Many people come across Great Expectations through studying it, whether that is in school or at university. Great Expectations is one of my favourite pieces of ‘classic literature’ as well as one of my favourite novels. It’s undeniable that Great Expectations is a classic piece of literature, alongside a great number of Charles Dickens’ other novels, such as Oliver Twist and David Copperfield. Nearly 150 years since his death, Dickens is still remembered and celebrated as one of the best novelists that existed.
Great Expectations was the penultimate book Dickens wrote before his death and was first published as a serial in All The Year Round, from December 1860-1861. It is a typical piece of Victorian literature covering concerns of society at the time, such as the British class system, criminality and identity. The novel is set in two locations, Kent and London, in the early to mid-19th century.
Dickens was known for his knack of creating memorable characters with both obnoxious and resonating qualities. The characterisation is the strongest element of Great Expectations and one of the reasons why it is still so popular today.
Pip, the main character of Great Expectations, is relatable to every reader at some level, most likely for his struggle with his identity. Pip dreams of becoming a gentleman and ridding himself of his working class origins. He doesn’t find an issue with his identity until he visits Miss Havisham at Satis House and lays eyes upon her adopted daughter, Estella.
It is after this meeting that Pip sets out to fulfil his expectations, after a secret benefactor grants his wish, but it is on this journey to become a gentleman that he realises this desire takes him backwards rather than forwards.
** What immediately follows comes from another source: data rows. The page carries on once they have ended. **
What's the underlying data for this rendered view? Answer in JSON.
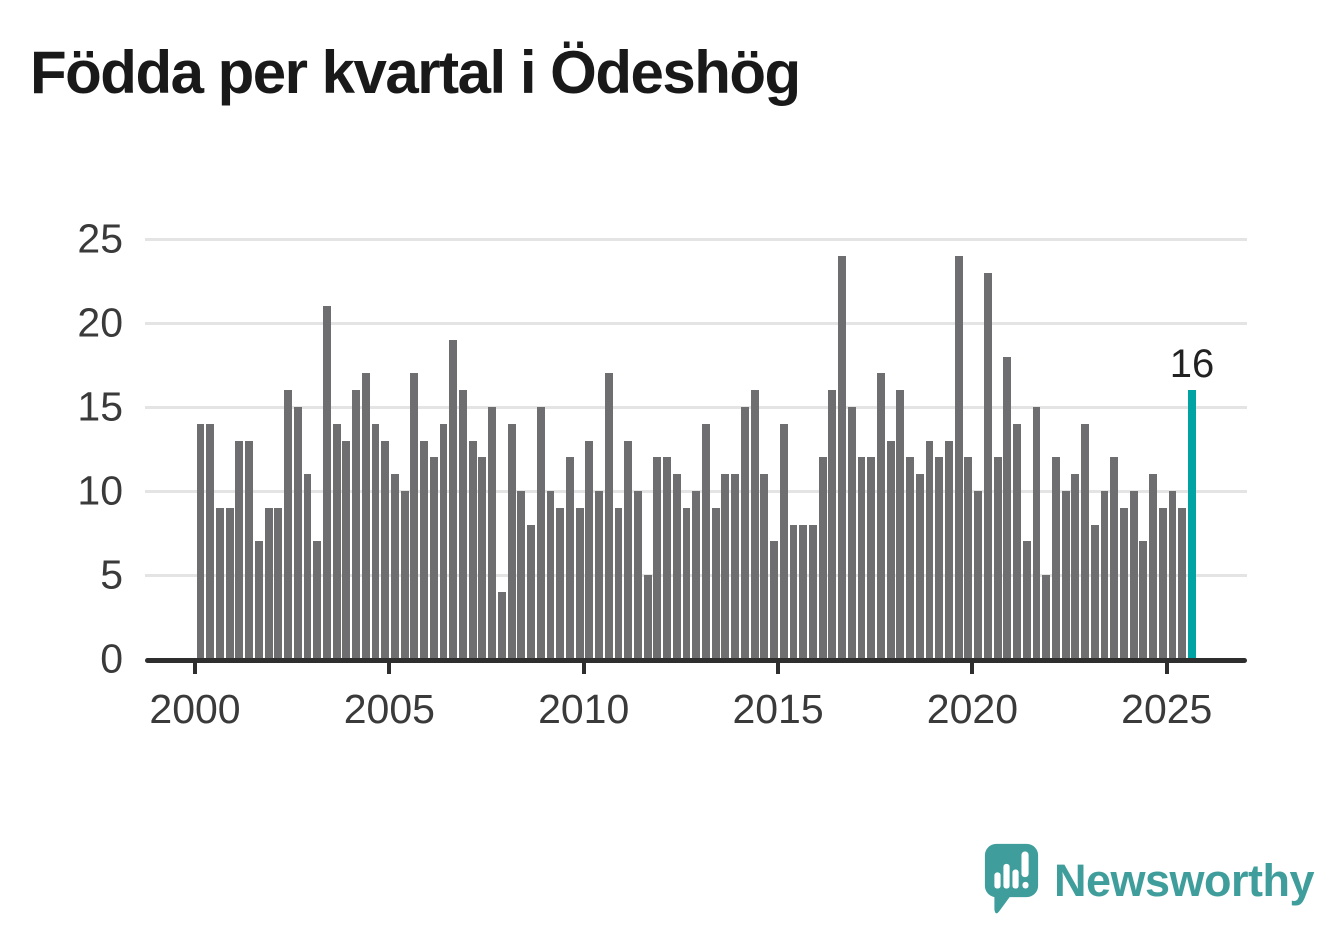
{
  "title": "Födda per kvartal i Ödeshög",
  "annotation": {
    "last_value_label": "16"
  },
  "logo": {
    "text": "Newsworthy"
  },
  "colors": {
    "bar": "#6e6e70",
    "highlight": "#00a3a3",
    "gridline": "#e4e4e4",
    "axis": "#2e2e2e",
    "tick_label": "#3a3a3a",
    "title": "#191919",
    "logo": "#3f9e9b"
  },
  "chart_data": {
    "type": "bar",
    "title": "Födda per kvartal i Ödeshög",
    "x_unit": "quarter",
    "start_year": 2000,
    "start_quarter": 1,
    "values": [
      14,
      14,
      9,
      9,
      13,
      13,
      7,
      9,
      9,
      16,
      15,
      11,
      7,
      21,
      14,
      13,
      16,
      17,
      14,
      13,
      11,
      10,
      17,
      13,
      12,
      14,
      19,
      16,
      13,
      12,
      15,
      4,
      14,
      10,
      8,
      15,
      10,
      9,
      12,
      9,
      13,
      10,
      17,
      9,
      13,
      10,
      5,
      12,
      12,
      11,
      9,
      10,
      14,
      9,
      11,
      11,
      15,
      16,
      11,
      7,
      14,
      8,
      8,
      8,
      12,
      16,
      24,
      15,
      12,
      12,
      17,
      13,
      16,
      12,
      11,
      13,
      12,
      13,
      24,
      12,
      10,
      23,
      12,
      18,
      14,
      7,
      15,
      5,
      12,
      10,
      11,
      14,
      8,
      10,
      12,
      9,
      10,
      7,
      11,
      9,
      10,
      9,
      16
    ],
    "highlight_last_bar": true,
    "last_bar_value": 16,
    "x_tick_labels": [
      "2000",
      "2005",
      "2010",
      "2015",
      "2020",
      "2025"
    ],
    "y_ticks": [
      0,
      5,
      10,
      15,
      20,
      25
    ],
    "ylim": [
      0,
      25
    ],
    "grid": "horizontal",
    "legend": "none"
  }
}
He may have become a gentleman, but good fortune and gentility doesn’t bring him the happiness he hoped for. In the midst of living life as a gentleman, running up debts, Pip discovers his benefactor isn’t Miss Havisham, who he suspected, but the convict Magwitch. His expectations come crashing down and he realises his good-natured but coarse father figure of a brother-in-law, Joe Gargery, is more of a gentleman than any of the wealthy men he has met.
Another strong character in Great Expectations is the wealthy but lonely spinster Miss Havisham, who never takes off her wedding dress. She is one of my favourite characters of all time. Despite her cruel and controlling ways, using her adopted daughter Estella to seek revenge on all men, including the lovable Pip, you can’t help but hope for a happy ending for Miss Havisham.
I think the reason why Great Expectations works so well as a novel that can still be read today is its ability to fuse together the serious with the comic. It isn’t a heavy read, and also provides a moral at the end – gentlemanliness is not dependent on your class status but your inner worth. It’s a story that focuses on the importance of morality, family and good deeds rather than material desires. With some of the novel’s concerns still as relevant today as they were in the Victorian period, Great Expectations truly is a timeless piece of literature.